Il ’70 è il decennio delle donne. Questo è molto interessante perchè quel clima, quella spinta, quella voglia di “liberazione” io li farei reagire con l’oggi. Questo potrebbe aprire un nuovo protagonismo con una consapevolezza diversa.
DUE EDONISMI
C’era Edgar Morin che diceva: “Gli anni ’70 sono stati gli anni dell’edonismo dell’essere e gli anni ’80 quelli dell’edonismo dell’avere“.
E’ vero che i ‘70 sono stati letti come un decennio del “noi” (i gruppi, il collettivismo, l’associazionismo) ma sono stati anche anni della scoperta dell’io e del super io. Quindi gli anni in cui diventava possibile rivendicare delle libertà e un’autonomia che prima non era concessa.

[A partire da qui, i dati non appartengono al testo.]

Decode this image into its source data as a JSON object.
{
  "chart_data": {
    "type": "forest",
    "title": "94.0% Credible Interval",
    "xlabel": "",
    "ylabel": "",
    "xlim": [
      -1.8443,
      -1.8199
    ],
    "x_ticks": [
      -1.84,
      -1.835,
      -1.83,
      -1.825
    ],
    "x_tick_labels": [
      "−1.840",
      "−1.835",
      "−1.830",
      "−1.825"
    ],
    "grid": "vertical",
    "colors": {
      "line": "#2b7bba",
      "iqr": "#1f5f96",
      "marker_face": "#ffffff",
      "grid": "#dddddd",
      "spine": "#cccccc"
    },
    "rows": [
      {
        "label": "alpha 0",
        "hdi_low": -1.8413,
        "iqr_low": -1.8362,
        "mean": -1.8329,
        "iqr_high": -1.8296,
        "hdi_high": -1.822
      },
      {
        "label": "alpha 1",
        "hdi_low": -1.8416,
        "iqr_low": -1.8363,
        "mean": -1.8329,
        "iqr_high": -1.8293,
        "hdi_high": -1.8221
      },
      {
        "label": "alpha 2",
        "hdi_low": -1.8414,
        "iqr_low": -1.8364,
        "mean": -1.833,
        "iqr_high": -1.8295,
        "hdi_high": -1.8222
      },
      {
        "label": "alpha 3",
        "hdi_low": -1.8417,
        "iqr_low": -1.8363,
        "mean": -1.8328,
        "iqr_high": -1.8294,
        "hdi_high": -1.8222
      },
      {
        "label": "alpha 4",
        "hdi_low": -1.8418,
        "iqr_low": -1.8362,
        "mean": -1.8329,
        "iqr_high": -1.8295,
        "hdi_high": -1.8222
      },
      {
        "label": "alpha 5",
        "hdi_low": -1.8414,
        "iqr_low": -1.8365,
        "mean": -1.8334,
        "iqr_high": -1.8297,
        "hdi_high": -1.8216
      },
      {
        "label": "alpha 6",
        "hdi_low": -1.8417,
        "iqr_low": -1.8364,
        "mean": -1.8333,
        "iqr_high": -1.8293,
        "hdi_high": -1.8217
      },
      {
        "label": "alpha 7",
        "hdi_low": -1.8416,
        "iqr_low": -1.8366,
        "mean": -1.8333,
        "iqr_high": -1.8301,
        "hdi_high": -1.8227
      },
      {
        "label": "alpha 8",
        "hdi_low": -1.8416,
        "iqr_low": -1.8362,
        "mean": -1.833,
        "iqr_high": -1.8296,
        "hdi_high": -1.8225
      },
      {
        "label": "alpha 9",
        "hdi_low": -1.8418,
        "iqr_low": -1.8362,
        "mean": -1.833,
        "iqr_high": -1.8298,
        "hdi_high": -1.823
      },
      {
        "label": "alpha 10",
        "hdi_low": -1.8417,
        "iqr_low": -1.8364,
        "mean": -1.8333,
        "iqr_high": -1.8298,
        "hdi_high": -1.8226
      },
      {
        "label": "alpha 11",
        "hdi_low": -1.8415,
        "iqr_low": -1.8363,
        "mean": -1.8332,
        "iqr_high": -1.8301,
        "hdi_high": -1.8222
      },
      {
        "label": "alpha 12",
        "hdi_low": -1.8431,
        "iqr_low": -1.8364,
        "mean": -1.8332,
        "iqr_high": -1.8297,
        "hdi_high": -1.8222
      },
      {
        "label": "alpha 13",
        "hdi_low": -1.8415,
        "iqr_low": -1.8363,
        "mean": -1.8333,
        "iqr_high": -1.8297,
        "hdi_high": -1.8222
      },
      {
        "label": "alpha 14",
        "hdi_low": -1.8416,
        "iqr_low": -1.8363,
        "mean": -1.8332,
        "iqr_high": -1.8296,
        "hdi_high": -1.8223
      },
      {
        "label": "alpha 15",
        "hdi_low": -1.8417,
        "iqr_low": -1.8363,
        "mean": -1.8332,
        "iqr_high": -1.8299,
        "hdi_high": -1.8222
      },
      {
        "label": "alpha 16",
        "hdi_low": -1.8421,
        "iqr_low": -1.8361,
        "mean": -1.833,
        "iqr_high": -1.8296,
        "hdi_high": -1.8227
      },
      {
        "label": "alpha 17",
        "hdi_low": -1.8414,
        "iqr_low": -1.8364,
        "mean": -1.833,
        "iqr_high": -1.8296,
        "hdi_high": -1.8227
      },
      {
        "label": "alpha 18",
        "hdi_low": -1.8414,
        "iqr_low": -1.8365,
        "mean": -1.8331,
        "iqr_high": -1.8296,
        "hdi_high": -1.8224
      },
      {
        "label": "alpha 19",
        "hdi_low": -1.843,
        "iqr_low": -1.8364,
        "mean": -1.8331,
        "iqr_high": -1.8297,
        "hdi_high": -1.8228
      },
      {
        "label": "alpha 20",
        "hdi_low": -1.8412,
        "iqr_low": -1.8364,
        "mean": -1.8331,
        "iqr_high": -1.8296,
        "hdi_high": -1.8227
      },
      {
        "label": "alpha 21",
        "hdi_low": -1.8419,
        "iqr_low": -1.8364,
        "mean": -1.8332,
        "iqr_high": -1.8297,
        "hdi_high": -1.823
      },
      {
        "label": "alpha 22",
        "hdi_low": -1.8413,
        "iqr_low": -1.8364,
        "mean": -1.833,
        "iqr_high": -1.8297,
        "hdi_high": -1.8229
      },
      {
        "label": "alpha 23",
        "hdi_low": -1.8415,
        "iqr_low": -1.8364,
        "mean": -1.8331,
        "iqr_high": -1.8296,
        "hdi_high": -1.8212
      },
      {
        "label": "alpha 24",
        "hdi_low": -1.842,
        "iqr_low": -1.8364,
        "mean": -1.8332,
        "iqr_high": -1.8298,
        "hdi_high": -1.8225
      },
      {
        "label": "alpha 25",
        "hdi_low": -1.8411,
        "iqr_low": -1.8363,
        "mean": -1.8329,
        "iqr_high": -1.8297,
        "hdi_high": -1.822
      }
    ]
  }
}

Quell’io diventava poi un “noi”: un io plurale quando c’era da combattere, da andare insieme agli operai, ecc…
LA PREVALENZA DEL DOVERE
Finisce presto “l’ora d’aria” di Alessandro Bollo trafitto, come un San Sebastiano 4.0, dagli impegni in agenda. Lo riconsegniamo al Polo del ‘900, massiccia costruzione dello Juvarra (l’archistar seicentesca che ha creato la Torino barocca) nata come quartiere militare.
Una micro-città di mattoni che il tempo ha reso opachi e che riacquisterà presto la sua lucentezza originaria grazie ad un poderoso restauro.

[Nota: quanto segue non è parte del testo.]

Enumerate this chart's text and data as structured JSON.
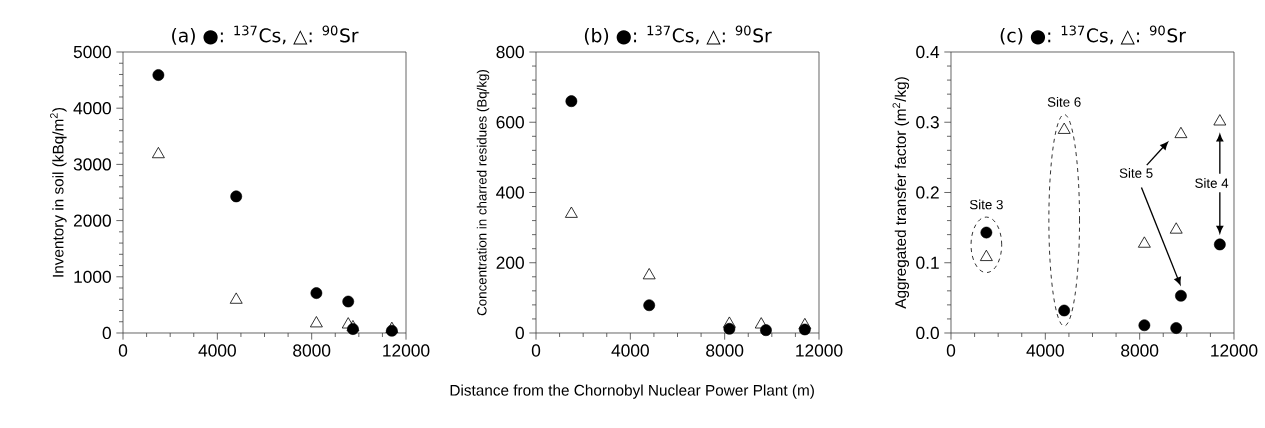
{
  "chart_data": [
    {
      "type": "scatter",
      "title": "(a) ●: $^{137}$Cs, △: $^{90}$Sr",
      "ylabel": "Inventory in soil (kBq/m$^{2}$)",
      "x": [
        1500,
        4800,
        8200,
        9550,
        9750,
        11400
      ],
      "series": [
        {
          "color": "#000000",
          "marker": "circle",
          "values": [
            4590,
            2430,
            710,
            560,
            70,
            40
          ]
        },
        {
          "color": "#000000",
          "marker": "triangle",
          "values": [
            3180,
            590,
            170,
            150,
            100,
            70
          ]
        }
      ],
      "xlim": [
        0,
        12000
      ],
      "xticks": [
        0,
        4000,
        8000,
        12000
      ],
      "ylim": [
        0,
        5000
      ],
      "yticks": [
        0,
        1000,
        2000,
        3000,
        4000,
        5000
      ]
    },
    {
      "type": "scatter",
      "title": "(b) ●: $^{137}$Cs, △: $^{90}$Sr",
      "ylabel": "Concentration in charred residues  (Bq/kg)",
      "xlabel": "Distance from the Chornobyl Nuclear Power Plant  (m)",
      "x": [
        1500,
        4800,
        8200,
        9550,
        9750,
        11400
      ],
      "series": [
        {
          "color": "#000000",
          "marker": "circle",
          "values": [
            660,
            79,
            12,
            null,
            8,
            10
          ]
        },
        {
          "color": "#000000",
          "marker": "triangle",
          "values": [
            339,
            164,
            26,
            24,
            null,
            22
          ]
        }
      ],
      "xlim": [
        0,
        12000
      ],
      "xticks": [
        0,
        4000,
        8000,
        12000
      ],
      "ylim": [
        0,
        800
      ],
      "yticks": [
        0,
        200,
        400,
        600,
        800
      ]
    },
    {
      "type": "scatter",
      "title": "(c) ●: $^{137}$Cs, △: $^{90}$Sr",
      "ylabel": "Aggregated transfer factor (m$^{2}$/kg)",
      "x": [
        1500,
        4800,
        8200,
        9550,
        9750,
        11400
      ],
      "series": [
        {
          "color": "#000000",
          "marker": "circle",
          "values": [
            0.143,
            0.032,
            0.011,
            0.007,
            0.053,
            0.126
          ]
        },
        {
          "color": "#000000",
          "marker": "triangle",
          "values": [
            0.108,
            0.289,
            0.127,
            0.147,
            0.283,
            0.301
          ]
        }
      ],
      "annotations": [
        "Site 3",
        "Site 6",
        "Site 5",
        "Site 4"
      ],
      "xlim": [
        0,
        12000
      ],
      "xticks": [
        0,
        4000,
        8000,
        12000
      ],
      "ylim": [
        0,
        0.4
      ],
      "yticks": [
        {
          "value": 0,
          "label": "0.0"
        },
        0.1,
        0.2,
        0.3,
        0.4
      ]
    }
  ]
}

Nel frattempo quei quartieri militari sono diventati il più grande centro culturale italiano dedicato al ‘900. Una specie di caserma smilitarizzata che ha 22 enti culturali come partner, 900 fondi archivistici, 9.000 metri lineari di archivi e biblioteche e un esercito di 12.700 studenti coinvolti e 67.400 presenze annue.
Bollo ci lascia con una promessa: ripartire dagli anni ’70, magari approfondendo la frase di Edgar Morin per arrivare fino ad oggi e, agenda permettendo, anche oltre.

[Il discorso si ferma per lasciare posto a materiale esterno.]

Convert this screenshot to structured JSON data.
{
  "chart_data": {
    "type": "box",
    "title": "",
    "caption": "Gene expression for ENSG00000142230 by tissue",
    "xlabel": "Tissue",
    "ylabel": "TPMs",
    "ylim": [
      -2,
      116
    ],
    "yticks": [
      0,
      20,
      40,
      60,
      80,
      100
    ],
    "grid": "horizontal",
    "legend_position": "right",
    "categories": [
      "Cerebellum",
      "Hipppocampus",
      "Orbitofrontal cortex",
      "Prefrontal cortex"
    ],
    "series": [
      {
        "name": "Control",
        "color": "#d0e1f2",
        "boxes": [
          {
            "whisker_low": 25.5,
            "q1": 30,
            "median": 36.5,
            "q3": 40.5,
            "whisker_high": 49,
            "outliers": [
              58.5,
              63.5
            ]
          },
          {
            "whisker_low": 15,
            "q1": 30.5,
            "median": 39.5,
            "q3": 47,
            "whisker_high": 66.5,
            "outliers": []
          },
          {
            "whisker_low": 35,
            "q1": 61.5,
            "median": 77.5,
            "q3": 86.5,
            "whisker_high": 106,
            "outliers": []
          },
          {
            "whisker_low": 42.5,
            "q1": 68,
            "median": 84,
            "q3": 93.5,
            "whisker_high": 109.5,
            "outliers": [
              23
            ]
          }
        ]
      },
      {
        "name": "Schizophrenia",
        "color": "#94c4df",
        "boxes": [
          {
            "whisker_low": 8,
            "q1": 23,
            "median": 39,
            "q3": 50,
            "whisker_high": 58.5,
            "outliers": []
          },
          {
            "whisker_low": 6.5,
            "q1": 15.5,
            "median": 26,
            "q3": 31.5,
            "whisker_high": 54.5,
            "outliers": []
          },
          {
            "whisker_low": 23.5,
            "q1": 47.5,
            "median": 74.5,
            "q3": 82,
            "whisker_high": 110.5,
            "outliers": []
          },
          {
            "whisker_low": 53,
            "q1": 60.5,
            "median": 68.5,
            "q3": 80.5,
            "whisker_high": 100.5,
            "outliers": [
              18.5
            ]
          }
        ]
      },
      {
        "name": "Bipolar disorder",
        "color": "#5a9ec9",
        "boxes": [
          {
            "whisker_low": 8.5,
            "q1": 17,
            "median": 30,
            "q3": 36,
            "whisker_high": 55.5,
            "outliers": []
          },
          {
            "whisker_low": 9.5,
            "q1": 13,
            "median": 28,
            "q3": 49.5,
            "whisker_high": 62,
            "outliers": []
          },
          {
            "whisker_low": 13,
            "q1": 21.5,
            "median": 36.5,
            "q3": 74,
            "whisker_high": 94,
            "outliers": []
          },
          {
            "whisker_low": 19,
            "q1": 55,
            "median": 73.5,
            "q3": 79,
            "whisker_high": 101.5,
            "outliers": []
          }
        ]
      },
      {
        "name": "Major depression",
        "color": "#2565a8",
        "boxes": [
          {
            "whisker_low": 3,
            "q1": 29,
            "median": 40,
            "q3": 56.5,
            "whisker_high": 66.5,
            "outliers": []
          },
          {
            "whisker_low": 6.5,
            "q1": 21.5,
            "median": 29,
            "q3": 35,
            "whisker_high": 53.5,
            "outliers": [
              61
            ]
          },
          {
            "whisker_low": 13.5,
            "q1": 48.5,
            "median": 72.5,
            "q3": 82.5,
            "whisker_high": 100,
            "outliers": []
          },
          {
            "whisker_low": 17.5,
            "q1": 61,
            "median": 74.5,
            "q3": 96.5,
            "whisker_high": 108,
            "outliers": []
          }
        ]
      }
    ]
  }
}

Nel frattempo si è fatta notte. E’ quello il momento in cui, per un attimo, la città smette di avere paura e di rimpiangere il passato. Torino, subito dopo il tramonto, a volte può anche immaginare di essere Boston e non Detroit.
A volte, non sempre. E forse è proprio questo che la rende invidiosasospettosa nei confronti di Milano: la “sorella ricca.